I serve as Senior Economist at the International Monetary Fund, focusing on macroeconomic research for development with an emphasis on climate policies. From 2023, I was Director of Studies in Economics at Homerton College, University of Cambridge, UK. From October 2022 until February 2024, I held a permanent Assistant Professorship position in Applied Macroeconomic Analysis at Queen Mary University of London (QMUL), UK. During my brief time at QMUL, I was elected into the dissertation and Centre for Globalisation Research (co-)directorship. From 2013 until 2016, I was the director of studies and fellow in economics at Wolfson College, University of Cambridge, and a bye-fellow at Fitzwilliam College, University of Cambridge. From 2017 until 2022, I was the director of the Center for Excellence in Finance and Economic Research (CEFER) at the Bank of Lithuania. The Center was externally evaluated by Dr Hartmann and Professors Adam and Cacciatore, acknowledging that "the Center has established itself as the leading and most prominent research hub in the Baltic states. It has also received recognition in the international research community, well beyond the Baltic states." Its achievements were recently corroborated in a research paper.

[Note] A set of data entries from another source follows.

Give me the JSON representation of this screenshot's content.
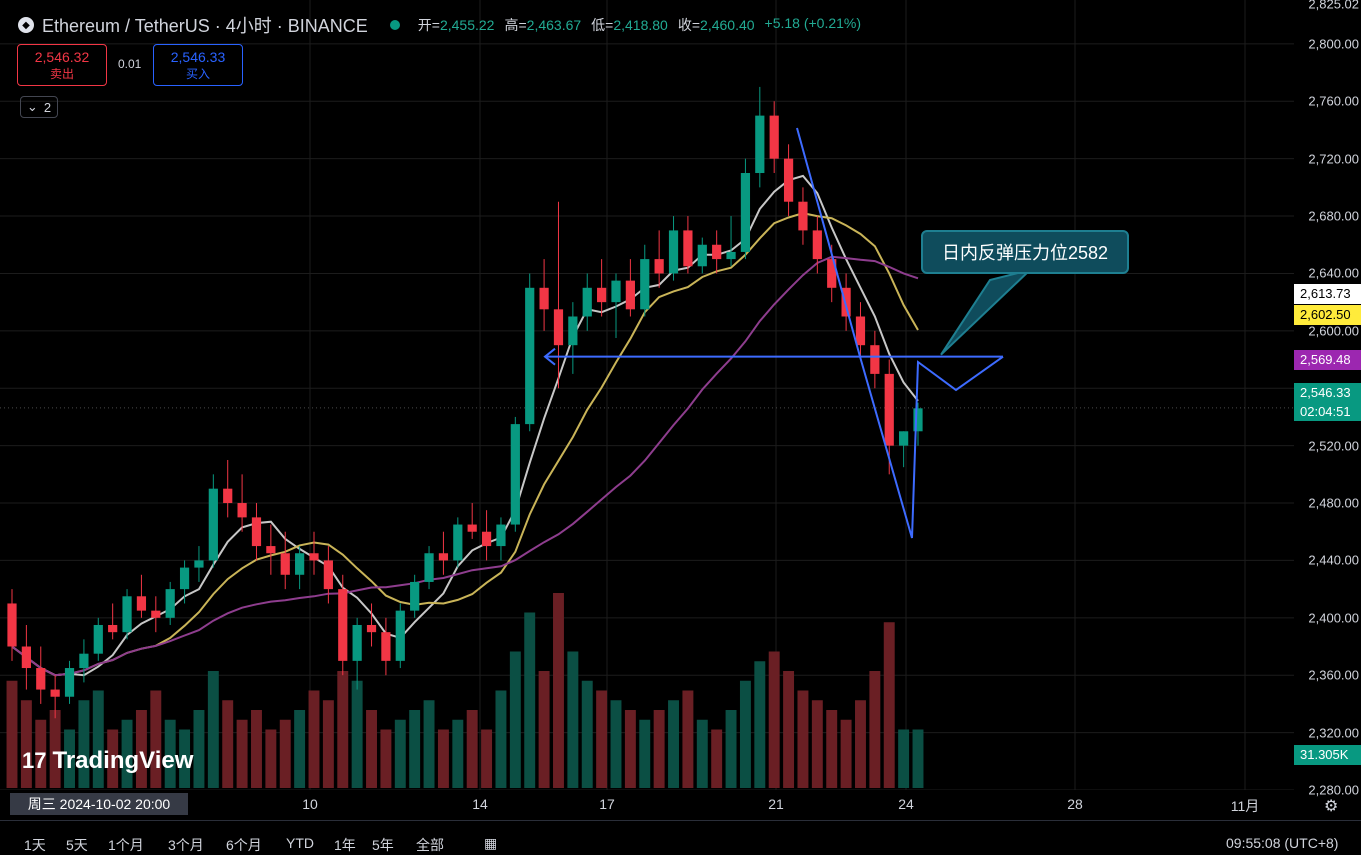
{
  "header": {
    "symbol": "Ethereum / TetherUS · 4小时 · BINANCE",
    "ohlc": [
      {
        "k": "开=",
        "v": "2,455.22"
      },
      {
        "k": "高=",
        "v": "2,463.67"
      },
      {
        "k": "低=",
        "v": "2,418.80"
      },
      {
        "k": "收=",
        "v": "2,460.40"
      },
      {
        "k": "",
        "v": "+5.18 (+0.21%)"
      }
    ]
  },
  "trade": {
    "sell_price": "2,546.32",
    "sell_label": "卖出",
    "spread": "0.01",
    "buy_price": "2,546.33",
    "buy_label": "买入"
  },
  "indicator_toggle": "2",
  "callout_text": "日内反弹压力位2582",
  "price_axis": {
    "top_partial": "2,825.02",
    "ticks": [
      "2,800.00",
      "2,760.00",
      "2,720.00",
      "2,680.00",
      "2,640.00",
      "2,600.00",
      "2,560.00",
      "2,520.00",
      "2,480.00",
      "2,440.00",
      "2,400.00",
      "2,360.00",
      "2,320.00",
      "2,280.00"
    ],
    "tags": [
      {
        "text": "2,613.73",
        "bg": "#ffffff",
        "fg": "#000000"
      },
      {
        "text": "2,602.50",
        "bg": "#ffeb3b",
        "fg": "#000000"
      },
      {
        "text": "2,569.48",
        "bg": "#9c27b0",
        "fg": "#ffffff"
      },
      {
        "text": "2,546.33",
        "sub": "02:04:51",
        "bg": "#089981",
        "fg": "#ffffff"
      },
      {
        "text": "31.305K",
        "bg": "#089981",
        "fg": "#ffffff"
      }
    ]
  },
  "time_axis": {
    "cursor_label": "周三  2024-10-02   20:00",
    "ticks": [
      "10",
      "14",
      "17",
      "21",
      "24",
      "28",
      "11月"
    ]
  },
  "bottom_bar": {
    "ranges": [
      "1天",
      "5天",
      "1个月",
      "3个月",
      "6个月",
      "YTD",
      "1年",
      "5年",
      "全部"
    ],
    "clock": "09:55:08 (UTC+8)"
  },
  "branding": "TradingView",
  "colors": {
    "up": "#089981",
    "down": "#f23645",
    "ma_short": "#c7c7c7",
    "ma_mid": "#c9b458",
    "ma_long": "#8e3d8e",
    "drawing": "#3d6bff"
  },
  "chart_data": {
    "type": "candlestick",
    "title": "",
    "ylim": [
      2280,
      2825
    ],
    "last_price": 2546.33,
    "resistance_level": 2582,
    "moving_averages_last": {
      "white": 2613.73,
      "yellow": 2602.5,
      "purple": 2569.48
    },
    "candles": [
      [
        2410,
        2420,
        2370,
        2380
      ],
      [
        2380,
        2395,
        2350,
        2365
      ],
      [
        2365,
        2380,
        2340,
        2350
      ],
      [
        2350,
        2360,
        2330,
        2345
      ],
      [
        2345,
        2370,
        2340,
        2365
      ],
      [
        2365,
        2385,
        2355,
        2375
      ],
      [
        2375,
        2400,
        2370,
        2395
      ],
      [
        2395,
        2410,
        2385,
        2390
      ],
      [
        2390,
        2420,
        2385,
        2415
      ],
      [
        2415,
        2430,
        2400,
        2405
      ],
      [
        2405,
        2415,
        2390,
        2400
      ],
      [
        2400,
        2425,
        2395,
        2420
      ],
      [
        2420,
        2440,
        2410,
        2435
      ],
      [
        2435,
        2450,
        2425,
        2440
      ],
      [
        2440,
        2500,
        2435,
        2490
      ],
      [
        2490,
        2510,
        2470,
        2480
      ],
      [
        2480,
        2500,
        2460,
        2470
      ],
      [
        2470,
        2480,
        2440,
        2450
      ],
      [
        2450,
        2465,
        2430,
        2445
      ],
      [
        2445,
        2460,
        2420,
        2430
      ],
      [
        2430,
        2450,
        2420,
        2445
      ],
      [
        2445,
        2460,
        2430,
        2440
      ],
      [
        2440,
        2450,
        2410,
        2420
      ],
      [
        2420,
        2430,
        2360,
        2370
      ],
      [
        2370,
        2400,
        2350,
        2395
      ],
      [
        2395,
        2410,
        2380,
        2390
      ],
      [
        2390,
        2400,
        2360,
        2370
      ],
      [
        2370,
        2410,
        2365,
        2405
      ],
      [
        2405,
        2430,
        2400,
        2425
      ],
      [
        2425,
        2450,
        2420,
        2445
      ],
      [
        2445,
        2460,
        2430,
        2440
      ],
      [
        2440,
        2470,
        2435,
        2465
      ],
      [
        2465,
        2480,
        2455,
        2460
      ],
      [
        2460,
        2475,
        2440,
        2450
      ],
      [
        2450,
        2470,
        2440,
        2465
      ],
      [
        2465,
        2540,
        2460,
        2535
      ],
      [
        2535,
        2640,
        2530,
        2630
      ],
      [
        2630,
        2650,
        2600,
        2615
      ],
      [
        2615,
        2690,
        2560,
        2590
      ],
      [
        2590,
        2620,
        2570,
        2610
      ],
      [
        2610,
        2640,
        2600,
        2630
      ],
      [
        2630,
        2650,
        2610,
        2620
      ],
      [
        2620,
        2640,
        2595,
        2635
      ],
      [
        2635,
        2650,
        2610,
        2615
      ],
      [
        2615,
        2660,
        2610,
        2650
      ],
      [
        2650,
        2670,
        2630,
        2640
      ],
      [
        2640,
        2680,
        2635,
        2670
      ],
      [
        2670,
        2680,
        2640,
        2645
      ],
      [
        2645,
        2665,
        2640,
        2660
      ],
      [
        2660,
        2670,
        2640,
        2650
      ],
      [
        2650,
        2680,
        2645,
        2655
      ],
      [
        2655,
        2720,
        2650,
        2710
      ],
      [
        2710,
        2770,
        2700,
        2750
      ],
      [
        2750,
        2760,
        2710,
        2720
      ],
      [
        2720,
        2730,
        2680,
        2690
      ],
      [
        2690,
        2700,
        2660,
        2670
      ],
      [
        2670,
        2680,
        2640,
        2650
      ],
      [
        2650,
        2660,
        2620,
        2630
      ],
      [
        2630,
        2640,
        2600,
        2610
      ],
      [
        2610,
        2620,
        2580,
        2590
      ],
      [
        2590,
        2600,
        2560,
        2570
      ],
      [
        2570,
        2580,
        2500,
        2520
      ],
      [
        2520,
        2530,
        2505,
        2530
      ],
      [
        2530,
        2550,
        2520,
        2546
      ]
    ],
    "volumes": [
      0.55,
      0.45,
      0.35,
      0.4,
      0.3,
      0.45,
      0.5,
      0.3,
      0.35,
      0.4,
      0.5,
      0.35,
      0.3,
      0.4,
      0.6,
      0.45,
      0.35,
      0.4,
      0.3,
      0.35,
      0.4,
      0.5,
      0.45,
      0.6,
      0.55,
      0.4,
      0.3,
      0.35,
      0.4,
      0.45,
      0.3,
      0.35,
      0.4,
      0.3,
      0.5,
      0.7,
      0.9,
      0.6,
      1.0,
      0.7,
      0.55,
      0.5,
      0.45,
      0.4,
      0.35,
      0.4,
      0.45,
      0.5,
      0.35,
      0.3,
      0.4,
      0.55,
      0.65,
      0.7,
      0.6,
      0.5,
      0.45,
      0.4,
      0.35,
      0.45,
      0.6,
      0.85,
      0.3,
      0.3
    ]
  }
}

I initiated, co-founded and acted as a founding head (2018-2022) of a modern, three-year English-taught Bachelor's program in Quantitative Economics in Lithuania, blending economics, data science, econometrics, and quantitative finance. I also initiated an overhaul of the PhD studies and advocated for the National PhD in Economics initiative. I contributed to the foundation of the Baltic Economic Association, served as its President in 2021-2022, and held the Editor's position for the Association's academic journal, Baltic Journal of Economics (2018-2024).

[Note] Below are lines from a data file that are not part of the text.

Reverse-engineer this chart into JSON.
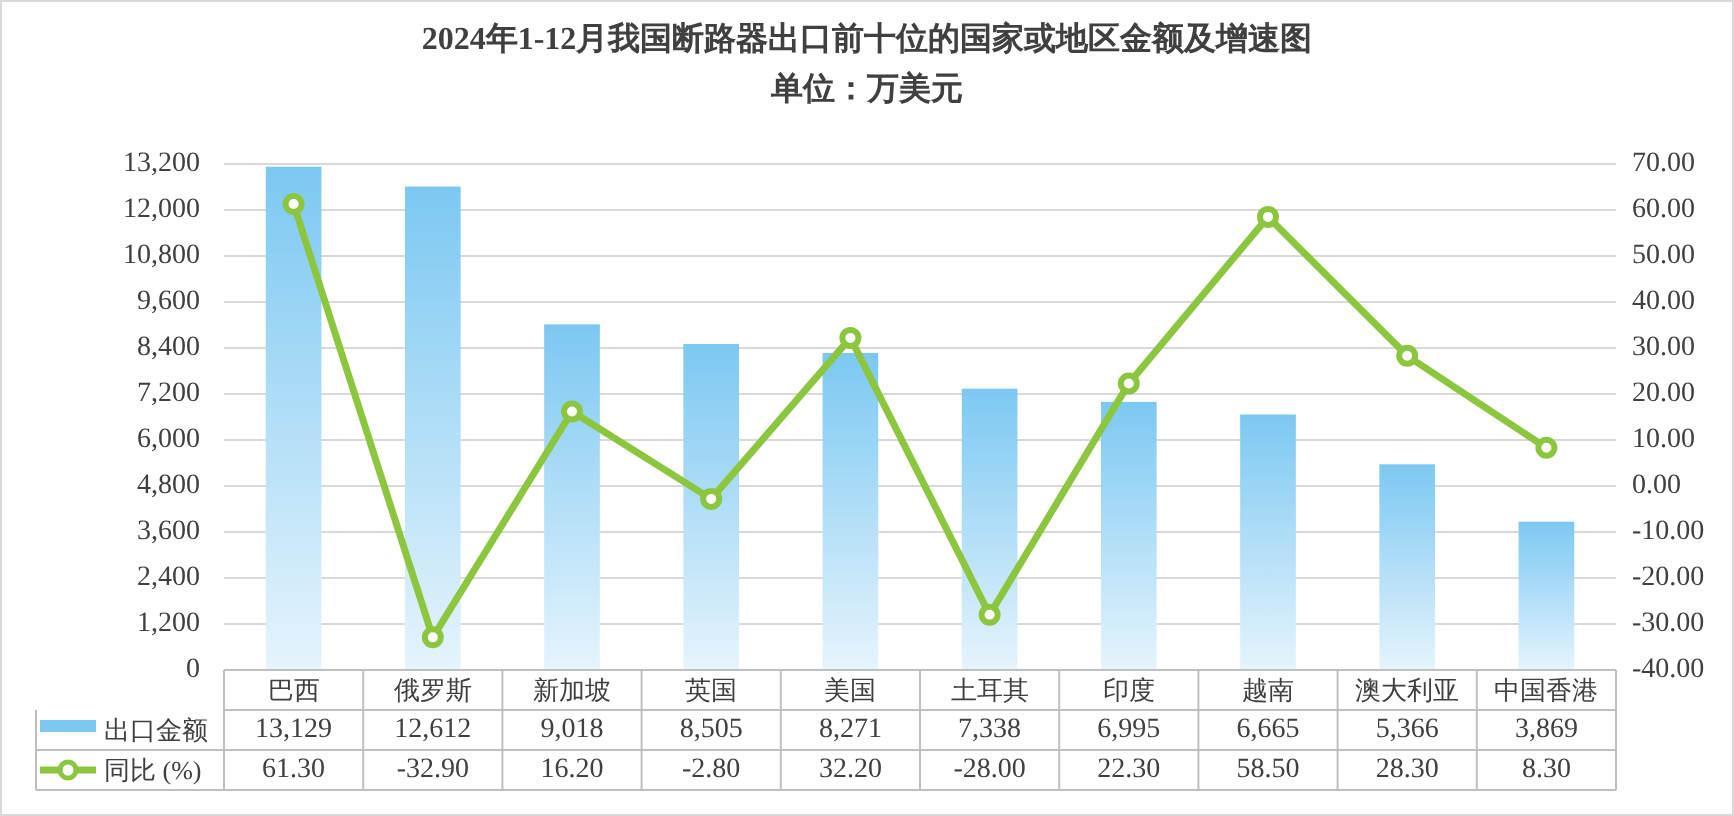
{
  "chart_data": {
    "type": "bar",
    "title": "2024年1-12月我国断路器出口前十位的国家或地区金额及增速图",
    "subtitle": "单位：万美元",
    "categories": [
      "巴西",
      "俄罗斯",
      "新加坡",
      "英国",
      "美国",
      "土耳其",
      "印度",
      "越南",
      "澳大利亚",
      "中国香港"
    ],
    "series": [
      {
        "name": "出口金额",
        "color": "#7cc8f2",
        "values": [
          13129,
          12612,
          9018,
          8505,
          8271,
          7338,
          6995,
          6665,
          5366,
          3869
        ],
        "value_labels": [
          "13,129",
          "12,612",
          "9,018",
          "8,505",
          "8,271",
          "7,338",
          "6,995",
          "6,665",
          "5,366",
          "3,869"
        ]
      },
      {
        "name": "同比 (%)",
        "type": "line",
        "axis": "y2",
        "color": "#8cc63f",
        "marker": "circle",
        "values": [
          61.3,
          -32.9,
          16.2,
          -2.8,
          32.2,
          -28.0,
          22.3,
          58.5,
          28.3,
          8.3
        ],
        "value_labels": [
          "61.30",
          "-32.90",
          "16.20",
          "-2.80",
          "32.20",
          "-28.00",
          "22.30",
          "58.50",
          "28.30",
          "8.30"
        ]
      }
    ],
    "ylim": [
      0,
      13200
    ],
    "yticks": [
      0,
      {
        "value": 1200,
        "label": "1,200"
      },
      {
        "value": 2400,
        "label": "2,400"
      },
      {
        "value": 3600,
        "label": "3,600"
      },
      {
        "value": 4800,
        "label": "4,800"
      },
      {
        "value": 6000,
        "label": "6,000"
      },
      {
        "value": 7200,
        "label": "7,200"
      },
      {
        "value": 8400,
        "label": "8,400"
      },
      {
        "value": 9600,
        "label": "9,600"
      },
      {
        "value": 10800,
        "label": "10,800"
      },
      {
        "value": 12000,
        "label": "12,000"
      },
      {
        "value": 13200,
        "label": "13,200"
      }
    ],
    "y2lim": [
      -40,
      70
    ],
    "y2ticks": [
      {
        "value": -40,
        "label": "-40.00"
      },
      {
        "value": -30,
        "label": "-30.00"
      },
      {
        "value": -20,
        "label": "-20.00"
      },
      {
        "value": -10,
        "label": "-10.00"
      },
      {
        "value": 0,
        "label": "0.00"
      },
      {
        "value": 10,
        "label": "10.00"
      },
      {
        "value": 20,
        "label": "20.00"
      },
      {
        "value": 30,
        "label": "30.00"
      },
      {
        "value": 40,
        "label": "40.00"
      },
      {
        "value": 50,
        "label": "50.00"
      },
      {
        "value": 60,
        "label": "60.00"
      },
      {
        "value": 70,
        "label": "70.00"
      }
    ],
    "grid": "y",
    "legend": "bottom"
  }
}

On the policy work front, I served on the ECB’s monetary policy review workstream and coordinated the report on globalisation. My research was used in ECB's final product (see Box 3 Globalisation and uncertainty). I contributed as an expert to the OECD advice for the government (see Roadmap for the Implementation of the Recommendations of the OECD Report and OECD Independent Fiscal Institutions Review). I had the pleasure of delivering a lecture at the prestigious Lámfalussy Lectures Conference in 2019, summarised in the Logbook The Decade of Catching-up in the EU and Asia.
I have secured substantial research grants: I was PI for the Baltic Research Programme grant on "Micro-level responses to socio-economic challenges in the face of global uncertainties" (Eur 0.8M), funded by the European Economic Area EFTA states. I also was a PI for the inter-governmental grant titled "Goods and labour market reforms and economic activity within the EU " (Eur 0.2M) and the main investigator of the European Social Fund grant titled "Reassessment of the OCA Theory in the persistently heterogeneous EU," informally known as Euro4Europe (Eur 0.6M); see final conference details.

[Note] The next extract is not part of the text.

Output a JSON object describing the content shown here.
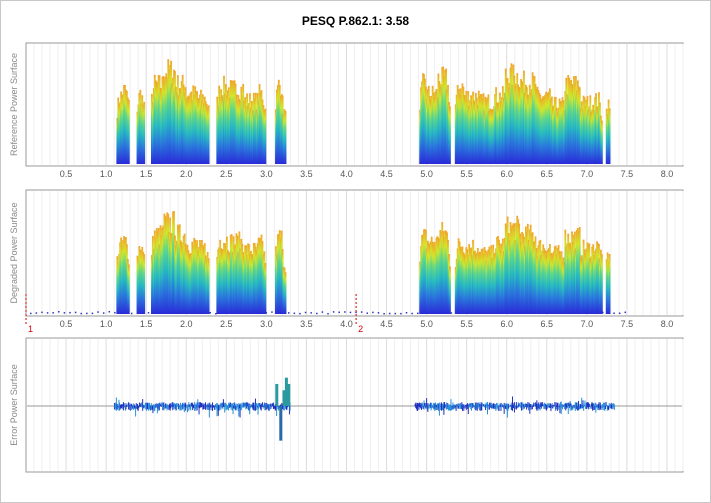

My research was featured in major media outlets and blogs (e.g., VoxEU, LSE Business Review, centralbanking.com, El Pais, LSE's Research for the World, and IMF Research Perspectives) and published in the Journal of International Economics, European Economic Review, Journal of Economic Behavior and Organization, Journal of Money, Credit, and Banking among others. My teaching portfolio includes undergraduate and postgraduate courses on mathematics, statistics, econometrics, international trade, MNEs and global business, WTO, international finance, and the global economy.